Existem vários relatos no Antigo Testamento onde a mulher é abandonada, desvalidada e injustamente punida. Poderia citar Hagar, serva de Sara e Abraão, que depois de ter dado um filho ao casal, por causado ciúme de Sara do seu filho Ismael, expulsaram-na de casa, enviada com um cantil de água e um pedaço de pão juntamente com seu filho, para o deserto. Certamente, Sara tinha esperança de que ambos morressem abandonados de fome e sede.
Poderia também citar a lei que dizia que a jovem teria que casar-se com o estuprador em Deuteronômio 22:28-29 “Quando um homem achar uma moça virgem, que não for desposada, e pegar nela, e se deitar com ela, e forem apanhados, 29 então, o homem que se deitou com ela dará ao pai da moça cinquenta siclos de prata; e, porquanto a humilhou, lhe será por mulher; não a poderá despedir em todos os seus dias.”. Segundo historiadores, essa lei era para proteção da jovem estuprada, pois sem virgindade ela ficaria desprotegida e não casaria jamais. Seu destino seria a prostituição ou a mendicância, mas em última análise, se a mulher era estuprada, mesmo que não fosse culpa dela, a sociedade a desprezaria.(Sugiro a leitura do mito de Medusa).

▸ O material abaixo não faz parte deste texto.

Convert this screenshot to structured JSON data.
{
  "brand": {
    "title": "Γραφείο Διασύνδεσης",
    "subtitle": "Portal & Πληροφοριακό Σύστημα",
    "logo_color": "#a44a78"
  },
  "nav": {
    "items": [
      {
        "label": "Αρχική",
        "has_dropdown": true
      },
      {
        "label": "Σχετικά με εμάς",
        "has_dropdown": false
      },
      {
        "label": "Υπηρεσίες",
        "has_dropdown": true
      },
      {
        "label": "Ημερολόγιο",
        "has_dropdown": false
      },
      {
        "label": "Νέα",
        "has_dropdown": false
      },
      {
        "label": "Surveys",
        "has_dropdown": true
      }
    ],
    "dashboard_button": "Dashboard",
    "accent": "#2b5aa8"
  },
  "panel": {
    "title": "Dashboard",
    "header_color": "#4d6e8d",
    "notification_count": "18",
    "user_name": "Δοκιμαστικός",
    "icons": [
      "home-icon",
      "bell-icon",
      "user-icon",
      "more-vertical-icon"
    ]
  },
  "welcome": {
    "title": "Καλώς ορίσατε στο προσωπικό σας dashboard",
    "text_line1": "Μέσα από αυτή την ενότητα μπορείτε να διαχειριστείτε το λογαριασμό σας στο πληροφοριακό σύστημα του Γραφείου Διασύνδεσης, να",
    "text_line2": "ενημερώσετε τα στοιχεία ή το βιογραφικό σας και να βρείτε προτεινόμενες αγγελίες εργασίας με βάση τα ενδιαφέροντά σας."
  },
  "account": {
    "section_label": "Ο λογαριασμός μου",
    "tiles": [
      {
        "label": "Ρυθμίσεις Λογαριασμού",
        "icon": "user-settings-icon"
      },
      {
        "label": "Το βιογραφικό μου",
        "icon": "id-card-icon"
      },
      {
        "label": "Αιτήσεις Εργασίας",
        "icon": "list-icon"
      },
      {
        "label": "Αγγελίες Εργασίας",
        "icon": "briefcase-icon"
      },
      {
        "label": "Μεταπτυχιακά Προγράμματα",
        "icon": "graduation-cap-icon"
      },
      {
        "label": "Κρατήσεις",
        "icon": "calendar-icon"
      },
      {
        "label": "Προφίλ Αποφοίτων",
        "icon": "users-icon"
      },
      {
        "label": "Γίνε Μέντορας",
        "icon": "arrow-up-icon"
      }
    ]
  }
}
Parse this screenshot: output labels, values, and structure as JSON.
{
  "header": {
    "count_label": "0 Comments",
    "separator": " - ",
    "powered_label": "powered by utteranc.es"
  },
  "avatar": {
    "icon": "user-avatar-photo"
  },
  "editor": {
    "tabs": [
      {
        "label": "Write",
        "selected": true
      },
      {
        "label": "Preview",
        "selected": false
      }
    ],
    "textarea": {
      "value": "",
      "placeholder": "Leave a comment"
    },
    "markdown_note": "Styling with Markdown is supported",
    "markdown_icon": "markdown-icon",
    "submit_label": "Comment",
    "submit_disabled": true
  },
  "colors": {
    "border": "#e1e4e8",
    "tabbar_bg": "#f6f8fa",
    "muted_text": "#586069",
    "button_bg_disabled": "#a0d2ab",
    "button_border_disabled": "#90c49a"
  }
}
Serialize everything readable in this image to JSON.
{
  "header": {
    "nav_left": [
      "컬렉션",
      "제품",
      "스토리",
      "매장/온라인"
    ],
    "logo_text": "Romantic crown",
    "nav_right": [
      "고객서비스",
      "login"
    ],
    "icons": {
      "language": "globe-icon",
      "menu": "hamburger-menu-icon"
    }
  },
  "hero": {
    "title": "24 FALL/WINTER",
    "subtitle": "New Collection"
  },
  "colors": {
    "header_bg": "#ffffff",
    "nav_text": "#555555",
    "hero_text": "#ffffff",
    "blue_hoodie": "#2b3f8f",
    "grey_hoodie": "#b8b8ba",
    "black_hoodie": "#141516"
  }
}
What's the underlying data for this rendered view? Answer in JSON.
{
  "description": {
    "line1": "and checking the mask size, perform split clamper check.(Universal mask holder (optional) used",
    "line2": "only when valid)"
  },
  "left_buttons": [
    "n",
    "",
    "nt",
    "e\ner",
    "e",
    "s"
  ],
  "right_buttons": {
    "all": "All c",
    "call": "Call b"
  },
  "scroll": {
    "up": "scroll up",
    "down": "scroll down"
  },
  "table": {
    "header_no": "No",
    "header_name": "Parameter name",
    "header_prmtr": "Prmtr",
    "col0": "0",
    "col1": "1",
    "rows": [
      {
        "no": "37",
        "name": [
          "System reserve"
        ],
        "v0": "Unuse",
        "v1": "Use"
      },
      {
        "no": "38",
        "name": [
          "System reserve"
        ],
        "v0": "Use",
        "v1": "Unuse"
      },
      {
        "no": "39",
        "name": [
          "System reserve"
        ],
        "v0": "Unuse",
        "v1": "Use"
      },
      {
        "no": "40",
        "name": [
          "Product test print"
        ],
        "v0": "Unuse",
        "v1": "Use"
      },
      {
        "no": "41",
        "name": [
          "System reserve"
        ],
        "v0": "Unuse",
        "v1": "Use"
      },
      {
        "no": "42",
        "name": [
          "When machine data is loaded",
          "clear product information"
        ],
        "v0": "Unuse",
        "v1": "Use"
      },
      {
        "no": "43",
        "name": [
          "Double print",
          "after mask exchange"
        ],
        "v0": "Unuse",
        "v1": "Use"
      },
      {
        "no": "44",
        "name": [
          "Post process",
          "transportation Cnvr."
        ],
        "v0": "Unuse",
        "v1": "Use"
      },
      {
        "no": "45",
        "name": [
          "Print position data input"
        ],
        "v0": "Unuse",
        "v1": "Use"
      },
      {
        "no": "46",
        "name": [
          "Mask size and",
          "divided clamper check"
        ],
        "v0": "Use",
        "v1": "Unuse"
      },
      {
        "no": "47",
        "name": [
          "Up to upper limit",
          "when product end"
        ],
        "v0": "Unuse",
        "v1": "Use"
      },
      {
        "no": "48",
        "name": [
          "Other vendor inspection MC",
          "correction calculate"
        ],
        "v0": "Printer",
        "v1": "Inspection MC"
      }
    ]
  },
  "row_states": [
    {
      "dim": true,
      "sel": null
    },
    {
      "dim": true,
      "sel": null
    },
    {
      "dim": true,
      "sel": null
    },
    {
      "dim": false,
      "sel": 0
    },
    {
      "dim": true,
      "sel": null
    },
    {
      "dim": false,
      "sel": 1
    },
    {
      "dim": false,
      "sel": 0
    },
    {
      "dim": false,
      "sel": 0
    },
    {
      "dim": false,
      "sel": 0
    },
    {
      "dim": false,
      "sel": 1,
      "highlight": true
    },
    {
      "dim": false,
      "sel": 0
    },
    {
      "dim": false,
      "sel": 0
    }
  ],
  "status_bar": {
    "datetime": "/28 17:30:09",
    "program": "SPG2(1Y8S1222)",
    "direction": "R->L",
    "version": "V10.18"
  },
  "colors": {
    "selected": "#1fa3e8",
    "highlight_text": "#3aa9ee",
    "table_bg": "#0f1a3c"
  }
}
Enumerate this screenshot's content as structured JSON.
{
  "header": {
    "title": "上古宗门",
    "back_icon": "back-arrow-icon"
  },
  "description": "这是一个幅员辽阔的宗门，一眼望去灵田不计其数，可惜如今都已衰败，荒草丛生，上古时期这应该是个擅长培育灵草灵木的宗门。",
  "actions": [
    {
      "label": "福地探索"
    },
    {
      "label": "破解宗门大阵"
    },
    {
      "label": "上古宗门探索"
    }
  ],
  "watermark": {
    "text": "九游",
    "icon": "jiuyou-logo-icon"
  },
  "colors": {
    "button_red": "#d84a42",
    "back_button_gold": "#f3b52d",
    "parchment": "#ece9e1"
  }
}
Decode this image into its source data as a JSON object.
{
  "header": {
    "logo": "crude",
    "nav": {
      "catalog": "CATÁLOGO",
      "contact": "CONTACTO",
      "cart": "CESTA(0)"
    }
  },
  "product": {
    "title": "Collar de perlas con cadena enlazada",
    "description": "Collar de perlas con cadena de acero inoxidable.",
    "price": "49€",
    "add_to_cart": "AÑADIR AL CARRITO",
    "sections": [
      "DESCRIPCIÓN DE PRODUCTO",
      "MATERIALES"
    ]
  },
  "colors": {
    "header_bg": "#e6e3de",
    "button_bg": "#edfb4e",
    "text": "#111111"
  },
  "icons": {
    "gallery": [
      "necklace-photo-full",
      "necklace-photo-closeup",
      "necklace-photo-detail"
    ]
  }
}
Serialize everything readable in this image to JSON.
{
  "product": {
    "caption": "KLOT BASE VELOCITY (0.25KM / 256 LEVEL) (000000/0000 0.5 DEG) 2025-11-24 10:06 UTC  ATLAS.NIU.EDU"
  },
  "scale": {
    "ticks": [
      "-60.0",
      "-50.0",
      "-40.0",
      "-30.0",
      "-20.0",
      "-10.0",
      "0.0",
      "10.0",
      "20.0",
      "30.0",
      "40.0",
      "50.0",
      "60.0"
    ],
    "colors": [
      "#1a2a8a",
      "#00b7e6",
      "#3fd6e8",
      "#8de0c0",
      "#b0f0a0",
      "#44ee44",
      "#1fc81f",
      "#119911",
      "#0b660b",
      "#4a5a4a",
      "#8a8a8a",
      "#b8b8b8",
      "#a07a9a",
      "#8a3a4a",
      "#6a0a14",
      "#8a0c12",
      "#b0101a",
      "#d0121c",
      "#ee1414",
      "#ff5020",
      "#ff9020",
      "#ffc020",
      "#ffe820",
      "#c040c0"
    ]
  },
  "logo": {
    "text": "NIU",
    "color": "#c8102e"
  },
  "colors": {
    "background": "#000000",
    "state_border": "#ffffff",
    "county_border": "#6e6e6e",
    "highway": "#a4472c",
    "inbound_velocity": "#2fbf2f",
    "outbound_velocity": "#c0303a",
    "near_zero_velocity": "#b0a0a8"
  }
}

Dentre todos os casos de desvalidação da mulher, principalmente ao perder sua moeda de troca “a virgindade”, gostaria de focar no castigo de levar a mulher perante o sacerdote no caso de ciúmes e suspeita do marido: importante observar que a inocência dela fica inteiramente ao dispor do sacerdote`. Como acreditar que um chá amargo mostraria se a mulher havia ou não sido infiel? E ao provar sua inocência, após passar pela humilhação e o sabor “amargo”, literalmente, do chá, o marido não sofre nenhuma punição, e pior, essa mulher precisa voltar a se submeter a morar debaixo do mesmo teto de um homem que humilhou, imagina o que não fará em casa?
Podemos ter uma ideia de como seria uma sociedade patriarcal baseada no Antigo Testamento no seriado distópico Contos de Aia (Handsmaid Tale), baseado em um livro sob o mesmo nome, escrito pela canadense Margaret Atwood, vemos uma sociedade patriarcal, interessada em criar um regime “bíblico” aos moldes do Antigo Testamento, onde eles prendem as mulheres lésbicas, divorciadas, mãe solos e as retira do mercado de trabalho e as leva a uma sociedade para ter filhos por casais cujas esposas são estéreis. Os absurdos que vemos nessa série, pode nos dar uma ideia de como era a sociedade do Antigo Testamento, onde a mulher era objeto de troca comercial e um centro de reprodução.
Hoje, em pleno século XXI, vivemos um retrocesso. A mulher conseguiu o direito de voto, apenas no século XX. A mulher ainda tem o Estado pesando a mão e subjugando-a a horrores impensáveis. Não basta o fato de que no Brasil ocorre um estupro a cada 37 minutos e 75% dos estupros acontecem dentro de casa. Em 2023 o número de estupros em São Paulo bateu um recorde histórico: mais de 14.000 casos. E agora, uma PL 1904 sugere que a mulher estuprada que cometer aborto deverá pegar até 20 anos de prisão, enquanto o estuprador terá no máximo 10 anos. Por isso, essa PL está sob o codinome de “PL do estuprador,” e com propriedade. Sim, o número maior de mulheres estupradas é de 15 anos! Então, o Governo quer obrigar essas adolescentes a viver uma gestação de um monstro.
Uma pergunta paira no ar: Quando a adolescente tiver esse filho, ou essa filha, o Governo a amparará? Dará condições emocionais e financeiras para que a criança cresça? Ou a abandonará ao seu destino?
Ninguém em sã consciência é a favor de um aborto. Mas, no caso do estupro, a adolescente ou a mulher será condenada a viver nove meses com a memória do ocorrido, e ainda terá que conviver, provavelmente, com o estuprador pelo resto da sua vida, ou será abandonada ao léu, talvez até pelos pais, porque em última análise, a culpa acaba pairando sobre a vítima.
A teocracia é no mínimo cruel para com as mulheres. Enquanto não formos valorizadas, tivermos nossa cidadania livre, nossos corpos livres, só nos resta resistir. Vamos às ruas, gritemos, elejamos mulheres na política, mas mulheres empáticas e que entendam que basta de nos deixar submetidas a humilhações e ao bel prazer da luta pelo poder sobre nossos corpos. Não nos enganemos, essa PL não é sobre o aborto, é sobre poder, com fins politiqueiros, populistas para aplacar a crise dos partidos medíocres e de genocidas.
Mulheres, levantem suas vozes e sejam libertas do jugo desnecessário do patriarcado!